Results: Most changes in miRNA and gene expression levels had already manifested in the primary tumors while these levels were almost stably maintained in the subsequent primary tumor-to-metastasis transition. In addition, comparing normal tissue, tumor and metastasis, we did not observe general impairment or any rise in miRNA biogenesis. While only few mRNAs were found to be differentially expressed between primary colorectal carcinoma and liver metastases, miRNA expression profiles can classify primary tumors and metastases well, including differential expression of miR-10b, miR-210 and miR-708. Of 82 miRNAs that were modulated during tumor progression, 22 were involved in EMT. qRT-PCR confirmed the down-regulation of miR-150 and miR-10b in both primary tumor and metastasis compared to normal mucosa and of miR-146a in metastases compared to primary tumor. The upregulation of miR-201 in metastasis compared both with normal and primary tumour was also confirmed. A preliminary survival analysis considering differentially expressed miRNAs suggested a possible link between miR-10b expression in metastasis and patient survival. By integrating miRNA and target gene expression data, we identified a combination of interconnected miRNAs, which are organized into sub-networks, including several regulatory relationships with differentially expressed genes. Key regulatory interactions were validated experimentally. Specific mixed circuits involving miRNAs and transcription factors were identified and deserve further investigation. The suppressor activity of miR-182 on ENTPD5 gene was identified for the first time and confirmed in an independent set of samples.

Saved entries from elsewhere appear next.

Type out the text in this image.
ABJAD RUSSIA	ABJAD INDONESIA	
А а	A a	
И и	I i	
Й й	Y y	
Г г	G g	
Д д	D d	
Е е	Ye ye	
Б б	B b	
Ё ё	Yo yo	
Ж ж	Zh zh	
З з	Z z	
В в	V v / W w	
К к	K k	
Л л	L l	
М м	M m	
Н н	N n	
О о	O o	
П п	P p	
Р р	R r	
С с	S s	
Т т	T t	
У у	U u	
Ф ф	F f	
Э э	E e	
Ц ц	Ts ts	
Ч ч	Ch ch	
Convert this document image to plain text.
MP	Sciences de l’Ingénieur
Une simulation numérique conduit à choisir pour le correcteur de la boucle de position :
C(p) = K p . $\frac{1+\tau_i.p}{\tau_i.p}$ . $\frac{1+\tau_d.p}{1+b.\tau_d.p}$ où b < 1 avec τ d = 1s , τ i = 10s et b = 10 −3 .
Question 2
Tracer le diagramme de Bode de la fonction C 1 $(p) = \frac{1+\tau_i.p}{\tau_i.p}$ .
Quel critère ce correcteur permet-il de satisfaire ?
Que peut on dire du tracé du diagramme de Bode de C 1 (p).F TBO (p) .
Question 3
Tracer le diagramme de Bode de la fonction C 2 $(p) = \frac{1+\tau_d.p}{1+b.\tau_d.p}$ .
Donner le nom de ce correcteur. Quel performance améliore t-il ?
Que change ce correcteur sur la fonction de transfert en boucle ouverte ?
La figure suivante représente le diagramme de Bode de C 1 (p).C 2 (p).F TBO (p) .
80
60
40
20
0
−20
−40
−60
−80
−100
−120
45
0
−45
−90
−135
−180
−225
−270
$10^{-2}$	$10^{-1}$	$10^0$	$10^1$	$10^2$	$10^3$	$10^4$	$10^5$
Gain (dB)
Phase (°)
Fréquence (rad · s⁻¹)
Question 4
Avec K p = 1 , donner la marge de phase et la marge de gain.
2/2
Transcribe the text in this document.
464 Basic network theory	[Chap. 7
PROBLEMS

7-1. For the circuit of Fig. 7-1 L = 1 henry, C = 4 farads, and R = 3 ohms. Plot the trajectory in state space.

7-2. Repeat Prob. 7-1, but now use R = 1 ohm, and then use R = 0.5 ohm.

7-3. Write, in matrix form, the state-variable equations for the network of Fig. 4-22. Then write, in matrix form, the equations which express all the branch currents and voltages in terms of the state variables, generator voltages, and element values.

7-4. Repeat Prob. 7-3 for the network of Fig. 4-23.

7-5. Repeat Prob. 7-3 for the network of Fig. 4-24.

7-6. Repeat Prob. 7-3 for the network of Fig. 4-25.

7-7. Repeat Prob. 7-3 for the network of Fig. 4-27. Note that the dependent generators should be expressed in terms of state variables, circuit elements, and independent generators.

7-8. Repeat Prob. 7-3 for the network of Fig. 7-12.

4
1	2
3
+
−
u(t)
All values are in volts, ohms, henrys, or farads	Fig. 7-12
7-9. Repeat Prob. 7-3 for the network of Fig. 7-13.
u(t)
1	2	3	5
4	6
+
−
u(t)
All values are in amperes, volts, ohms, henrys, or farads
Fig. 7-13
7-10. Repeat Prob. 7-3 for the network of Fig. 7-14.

Conclusions: Using a large dataset of CRC miRNA and gene expression profiles, we describe the interplay of miRNA groups in regulating gene expression, which in turn affects modulated pathways that are important for tumor development.

Figure 1

miRNAs and gene expression in normal colon mucosa, primary tumor and liver metastases. (A) Sample classification based on 309 miRNAs and 15,761 gene expression profiles. Color-coding of samples reported in different lines refers to tissue type (Normal colon mucosa, N; primary colorectal cancer, T and liver metastasis, M) and per-patient matching of samples. (B) miRNA and gene expression variability in two main tumor progression transitions. (C) Venn diagram of intersections among DEMs identified by unpaired test applied to different comparisons.

Figure 2

Post-transcriptional regulatory network of miRNAs up-modulated in T (primary tumor) vs N (normal colon mucosa) contrast. (A) The bipartite network represents DEMs up-modulated (FC > 3) in T vs N comparison (red triangles), supported target genes (circles) and their relations (gray dotted lines). Target DEGs in T vs N contrast are shown in blue, other genes in grey. The pink solid line outlines the experimentally validated miR-182/ENTPD5 relation. (B) Inverse correlation between miR-182 and ENTPD5 expression, according to qRT-PCR in 5 colon cancer cell lines and a pool of normal tissue. (C) Luciferase reporter assay of 3′UTR region of ENTPD5 and miR-182. Average relative light units (RLU) of biological replicates compared with control (HEK293T pMIR-ENTPD5), non-target RNA (HEK293T pMIR-ENTPD5 non-target RNA) and miR-182 over-expression (HEK293T pMIR-ENTPD5 miR-182). Data shown as means ± standard deviation (SD) of mean of three experiments performed in triplicate. * P < 0.05 vs N or control. **P < 0.01 vs N or control. nRQ: normalized Relative Quantity.

Figure 3

Post-transcriptional regulatory network of miRNAs down-modulated in T vs N contrast. (A) The bipartite network represents DEMs down-modulated (FC > 3) in T vs N comparison (green triangles), supported target genes (circles) and their relations (gray dotted lines). Target DEGs in T vs N contrast are shown in orange, other genes in grey. The pink solid line outlines an experimentally validated relation. (B) Inverse correlation between c-Myc and miR-145 expression according to quantitative qRT-PCR in 78 samples of N, T and M samples used for gene profiling. Quantification normalized to expression of DACT1 and miR-200c, respectively. Data shown as means ± standard deviation (SD) of mean of three experiments performed in triplicate. **P < 0.01 vs N. nRQ: normalized Relative Quantity.